In most cases of Kwashiorkor, there is moderate anaemia (80 – 100 g/L) with normal or raised free iron [1] and this was evident in the above case.
The exact cause of protein malnutrition following surgery remains poorly defined. Faintuch J, et al. 2004 also reported that patients with a Roux limb of greater than 150cm are at a higher risk of severe protein malnutrition with an incidence of 13% at 2 years post-RYGB which might have been a contributing factor in this case [6].

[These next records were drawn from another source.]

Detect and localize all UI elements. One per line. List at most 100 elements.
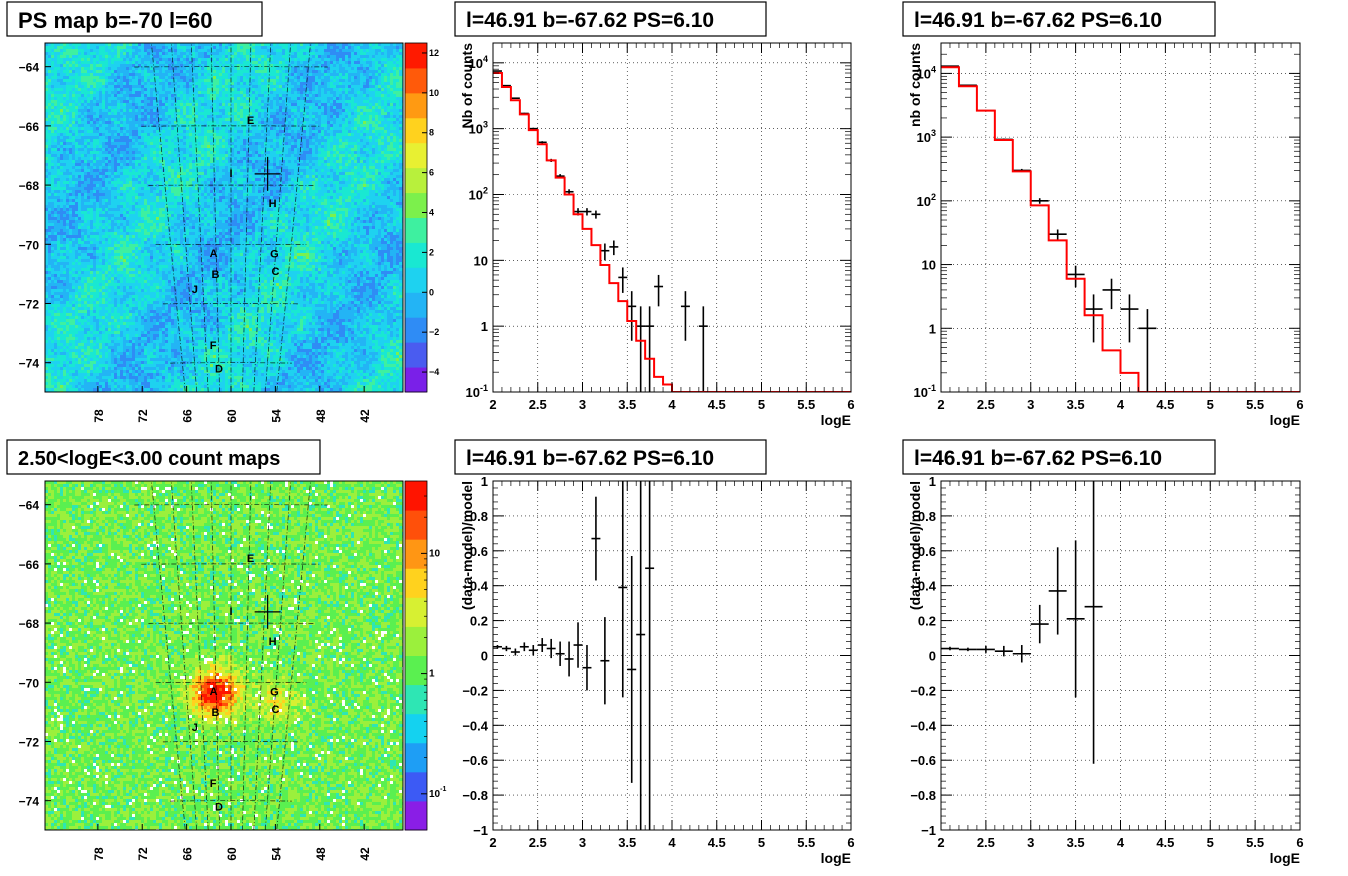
map-cell bbox=[381, 139, 384, 142]
map-cell bbox=[390, 97, 393, 100]
map-cell bbox=[171, 166, 174, 169]
map-cell bbox=[285, 64, 288, 67]
map-cell bbox=[276, 145, 279, 148]
map-cell bbox=[75, 118, 78, 121]
map-cell bbox=[177, 97, 180, 100]
map-cell bbox=[180, 148, 183, 151]
map-cell bbox=[90, 79, 93, 82]
map-cell bbox=[129, 136, 132, 139]
map-cell bbox=[303, 85, 306, 88]
map-cell bbox=[204, 109, 207, 112]
map-cell bbox=[114, 61, 117, 64]
map-cell bbox=[111, 163, 114, 166]
map-cell bbox=[105, 58, 108, 61]
map-cell bbox=[150, 151, 153, 154]
map-cell bbox=[303, 148, 306, 151]
map-cell bbox=[354, 106, 357, 109]
map-cell bbox=[354, 49, 357, 52]
map-cell bbox=[81, 145, 84, 148]
map-cell bbox=[177, 136, 180, 139]
map-cell bbox=[231, 58, 234, 61]
map-cell bbox=[90, 127, 93, 130]
map-cell bbox=[273, 115, 276, 118]
map-cell bbox=[378, 157, 381, 160]
map-cell bbox=[384, 118, 387, 121]
map-cell bbox=[321, 130, 324, 133]
map-cell bbox=[387, 112, 390, 115]
map-cell bbox=[129, 157, 132, 160]
map-cell bbox=[327, 151, 330, 154]
map-cell bbox=[141, 73, 144, 76]
map-cell bbox=[273, 157, 276, 160]
map-cell bbox=[240, 118, 243, 121]
map-cell bbox=[138, 148, 141, 151]
map-cell bbox=[210, 157, 213, 160]
map-cell bbox=[147, 160, 150, 163]
map-cell bbox=[303, 127, 306, 130]
map-cell bbox=[171, 91, 174, 94]
map-cell bbox=[144, 139, 147, 142]
map-cell bbox=[90, 73, 93, 76]
map-cell bbox=[345, 46, 348, 49]
map-cell bbox=[291, 136, 294, 139]
map-cell bbox=[126, 55, 129, 58]
map-cell bbox=[93, 151, 96, 154]
map-cell bbox=[393, 61, 396, 64]
map-cell bbox=[186, 94, 189, 97]
map-cell bbox=[66, 106, 69, 109]
map-cell bbox=[105, 139, 108, 142]
map-cell bbox=[234, 43, 237, 46]
map-cell bbox=[282, 82, 285, 85]
map-cell bbox=[306, 70, 309, 73]
map-cell bbox=[195, 163, 198, 166]
map-cell bbox=[240, 136, 243, 139]
map-cell bbox=[135, 115, 138, 118]
map-cell bbox=[330, 121, 333, 124]
map-cell bbox=[321, 70, 324, 73]
map-cell bbox=[249, 121, 252, 124]
map-cell bbox=[336, 142, 339, 145]
map-cell bbox=[396, 82, 399, 85]
map-cell bbox=[138, 139, 141, 142]
map-cell bbox=[147, 148, 150, 151]
map-cell bbox=[345, 79, 348, 82]
map-cell bbox=[132, 166, 135, 169]
map-cell bbox=[48, 88, 51, 91]
map-cell bbox=[246, 76, 249, 79]
map-cell bbox=[396, 67, 399, 70]
map-cell bbox=[312, 97, 315, 100]
map-cell bbox=[177, 154, 180, 157]
map-cell bbox=[144, 130, 147, 133]
map-cell bbox=[309, 79, 312, 82]
map-cell bbox=[258, 88, 261, 91]
map-cell bbox=[138, 151, 141, 154]
map-cell bbox=[243, 52, 246, 55]
map-cell bbox=[45, 85, 48, 88]
map-cell bbox=[222, 157, 225, 160]
map-cell bbox=[123, 61, 126, 64]
map-cell bbox=[231, 61, 234, 64]
map-cell bbox=[219, 58, 222, 61]
map-cell bbox=[258, 64, 261, 67]
map-cell bbox=[120, 52, 123, 55]
map-cell bbox=[264, 49, 267, 52]
map-cell bbox=[165, 130, 168, 133]
map-cell bbox=[126, 151, 129, 154]
map-cell bbox=[333, 46, 336, 49]
map-cell bbox=[342, 106, 345, 109]
map-cell bbox=[237, 112, 240, 115]
map-cell bbox=[324, 151, 327, 154]
map-cell bbox=[198, 70, 201, 73]
map-cell bbox=[312, 112, 315, 115]
map-cell bbox=[309, 115, 312, 118]
map-cell bbox=[192, 154, 195, 157]
map-cell bbox=[333, 142, 336, 145]
map-cell bbox=[297, 79, 300, 82]
map-cell bbox=[333, 133, 336, 136]
map-cell bbox=[312, 133, 315, 136]
map-cell bbox=[144, 112, 147, 115]
map-cell bbox=[321, 151, 324, 154]
map-cell bbox=[348, 109, 351, 112]
map-cell bbox=[348, 64, 351, 67]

So when these patients present, It is important to rule out any mechanical causes for the patient’s clinical picture. This can be done by a series of endoscopic and radiological investigations with biopsies were indicated. Blood test may help identify any underlining inflammatory process.
Optimising these patients nutritionally helps in the resolution of Kwashiorkor. Anaemia can be corrected by blood transfusion and macro- and microelements adequately replaced. Diuretics can help improve oedema whilst addressing severe hypoproteinaemia. Some cases of post- RYGB malnutrition have been managed by reversal. However, this has mainly been in refractory cases [9].
Notably, not every patient with a RYGB has this clinical outcome. More work, therefore, needs to be done to identify at-risk patients.
Learning points
Kwashiorkor is rare in the developed world but can occur following RYGB
Adequate assessment and nutrition rehabilitation carried by a multidisciplinary team is an effective management option.